Le traitement antibiotique pour les patients qui ont subi le démontage de vésicule biliaire ne réduit pas le risque d'infection

Parmi les patients qui ont subi le démontage de vésicule biliaire pour la cholécystite calculeuse aiguë, le manque de traitement antibiotique postopératoire n'a pas eu comme conséquence une incidence plus grande des infections, selon une étude dans l'édition du 9 juillet du JAMA.

La cholécystite calculeuse aiguë (vésicule biliaire enflammée et agrandie avec la douleur abdominale) est le tiers la plupart de cause fréquente des admissions aux urgences aux salles chirurgicales. Aux Etats-Unis, approximativement 750.000 cholécystectomies (ablation chirurgicale de la vésicule biliaire) sont exécutées tous les ans et environ 20 pour cent de ces fonctionnements sont dues à la cholécystite calculeuse aiguë. Beaucoup de patients reçoivent les antibiotiques postopératoires avec l'intention pour réduire des infections suivantes, bien qu'il y ait de l'information limitée des études comparatives expliquant l'avantage, selon l'information générale dans l'article.

Jean Marc Regimbeau, M.D., Ph.D., du centre médical d'université d'Amiens, Amiens, la France, et collègues a fait au hasard affecté 414 patients présentant la cholécystite calculeuse aiguë douce ou modérée pour poursuivre un régime antibiotique préopératoire (AMOXILLINE plus l'acide clavulanic) ou pour ne recevoir aucun antibiotique après cholécystectomie. L'étude a été entreprise à 17 centres médicaux entre mai 2010 et août 2012.

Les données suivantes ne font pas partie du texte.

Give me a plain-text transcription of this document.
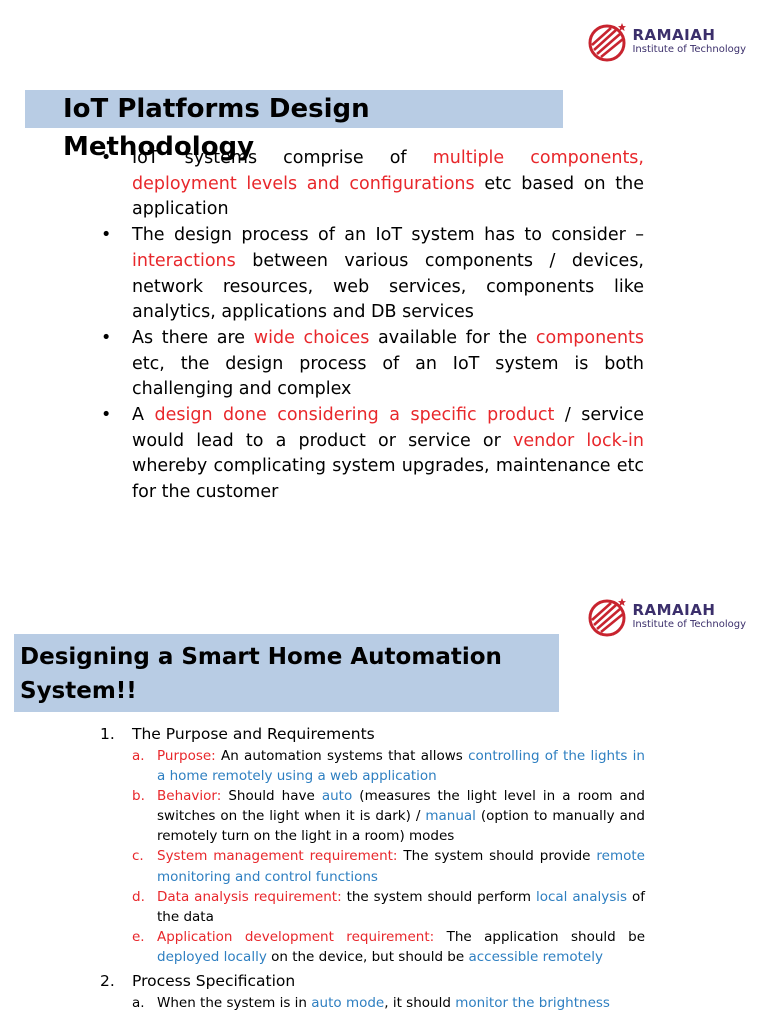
RAMAIAH
Institute of Technology
IoT Platforms Design Methodology
• IoT systems comprise of multiple components, deployment levels and configurations etc based on the application
• The design process of an IoT system has to consider – interactions between various components / devices, network resources, web services, components like analytics, applications and DB services
• As there are wide choices available for the components etc, the design process of an IoT system is both challenging and complex
• A design done considering a specific product / service would lead to a product or service or vendor lock-in whereby complicating system upgrades, maintenance etc for the customer
RAMAIAH
Institute of Technology
Designing a Smart Home Automation
System!!
1. The Purpose and Requirements
a. Purpose: An automation systems that allows controlling of the lights in a home remotely using a web application
b. Behavior: Should have auto (measures the light level in a room and switches on the light when it is dark) / manual (option to manually and remotely turn on the light in a room) modes
c. System management requirement: The system should provide remote monitoring and control functions
d. Data analysis requirement: the system should perform local analysis of the data
e. Application development requirement: The application should be deployed locally on the device, but should be accessible remotely
2. Process Specification
a. When the system is in auto mode, it should monitor the brightness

Les chercheurs ont constaté que les taux d'infection postopératoires étaient de 17 pour cent dans le groupe de nontreatment et de 15 pour cent dans le groupe antibiotique. Dans a selon l'analyse de protocole faisant participer 338 patients, les régimes correspondants étaient les deux 13 pour cent. Basé sur une marge de noninferiority (non plus mauvais que) de 11 pour cent déterminés pour cet essai, le manque de traitement antibiotique postopératoire n'a pas été associé à de plus mauvais résultats que le traitement antibiotique. Les deux groupes de patients ont eu la longueur assimilée des régimes de séjour et de réadmission d'hôpital.

Les auteurs notent que les directives publiées par la société de maladies infectieuses de l'Amérique et la société du monde de la chirurgie de secours recommandent la demande de règlement avec de l'AMOXILLINE plus l'acide clavulanic ou le sulbactam après cholécystectomie pour la cholécystite calculeuse aiguë noncomplicated. « Dans la suite actuelle, nous n'avons pas observé un avantage du traitement antibiotique postopératoire sur des infections pour des patients présentant [doux ou modéré] la cholécystite calculeuse aiguë. »

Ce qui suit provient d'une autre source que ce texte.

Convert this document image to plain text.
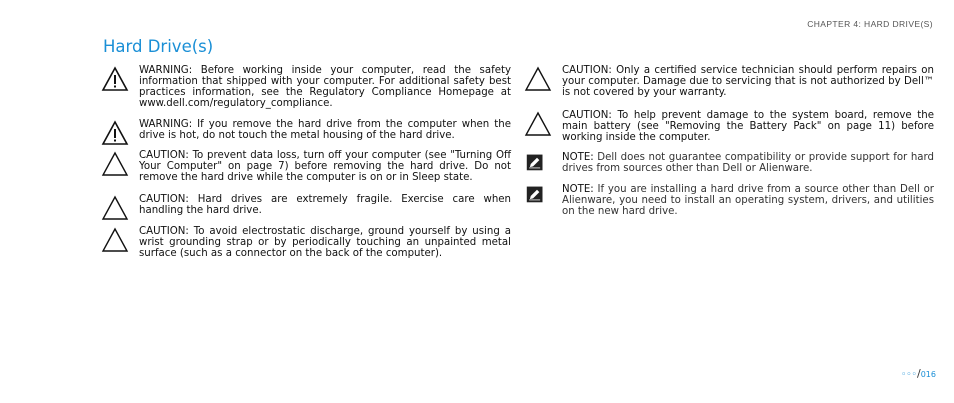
CHAPTER 4: HARD DRIVE(S)
Hard Drive(s)
WARNING: Before working inside your computer, read the safety information that shipped with your computer. For additional safety best practices information, see the Regulatory Compliance Homepage at www.dell.com/regulatory_compliance.
WARNING: If you remove the hard drive from the computer when the drive is hot, do not touch the metal housing of the hard drive.
CAUTION: To prevent data loss, turn off your computer (see "Turning Off Your Computer" on page 7) before removing the hard drive. Do not remove the hard drive while the computer is on or in Sleep state.
CAUTION: Hard drives are extremely fragile. Exercise care when handling the hard drive.
CAUTION: To avoid electrostatic discharge, ground yourself by using a wrist grounding strap or by periodically touching an unpainted metal surface (such as a connector on the back of the computer).
CAUTION: Only a certified service technician should perform repairs on your computer. Damage due to servicing that is not authorized by Dell™ is not covered by your warranty.
CAUTION: To help prevent damage to the system board, remove the main battery (see "Removing the Battery Pack" on page 11) before working inside the computer.
NOTE: Dell does not guarantee compatibility or provide support for hard drives from sources other than Dell or Alienware.
NOTE: If you are installing a hard drive from a source other than Dell or Alienware, you need to install an operating system, drivers, and utilities on the new hard drive.
◦◦◦/016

« Il est réputé que la prolongation du traitement antibiotique augmente des coûts et introduit le choix des bactéries multiresistant. En 2010, 37.499 cholécystectomies pour la cholécystite calculeuse aiguë ont été exécutées en France, et 90 pour cent de ces derniers étaient pour des pentes I et II [doux ou modéré] cholécystite calculeuse aiguë. À supposer que ces patients n'avaient pas besoin réellement d'antibiotiques postopératoires (qui sont généralement prescrits pendant 5 jours), nous estimons que beaucoup de jours du traitement antibiotique pourraient être évités tous les ans. La réduction de l'utilisation des antibiotiques inutiles est vu important qu'il y ait une résistance aux antibiotiques croissante et une incidence plus élevée des complications antibiotiques telles que l'infection de Clostridium difficile. Notre étude explique que les antibiotiques postopératoires suivant la cholécystite calculeuse aiguë ne sont pas nécessaires. »

Joseph S. Solomkin, M.D., de l'université de l'université de Cincinnati du médicament, Cincinnati, écrit dans un éditorial de accompagnement que les deux essais liés à la cholécystectomie dans cette édition fournissent la preuve neuve importante d'aviser mieux des chirurgiens exécutant cette procédure ; « cependant, les deux études ont une limitation fréquemment produite d'essai-manque chirurgical d'aveuglement. Dans beaucoup d'essais chirurgicaux, l'aveuglement n'est pas possible, ou dans certains cas, comme avec des procédures de feinte, l'aveuglement peut soulever des considérations éthiques importantes. »

Le « aveuglement dans les études randomisées évite le médecin et les perceptions patientes de l'efficacité d'influencer l'adhérence de protocole ou l'évaluation de résultats. Aveugle est habituellement associé au bureau d'attribution fait au hasard de demande de règlement, et le médecin de traitement, le patient, et l'assesseur de résultats ne savent pas quelle intervention le patient a reçue. L'aveuglement et la randomisation réduisent à un minimum le risque de polarisation consciente et inconsciente dans les tests cliniques (polarisation de rendement) et d'évaluation des résultats (la polarisation d'évaluation). »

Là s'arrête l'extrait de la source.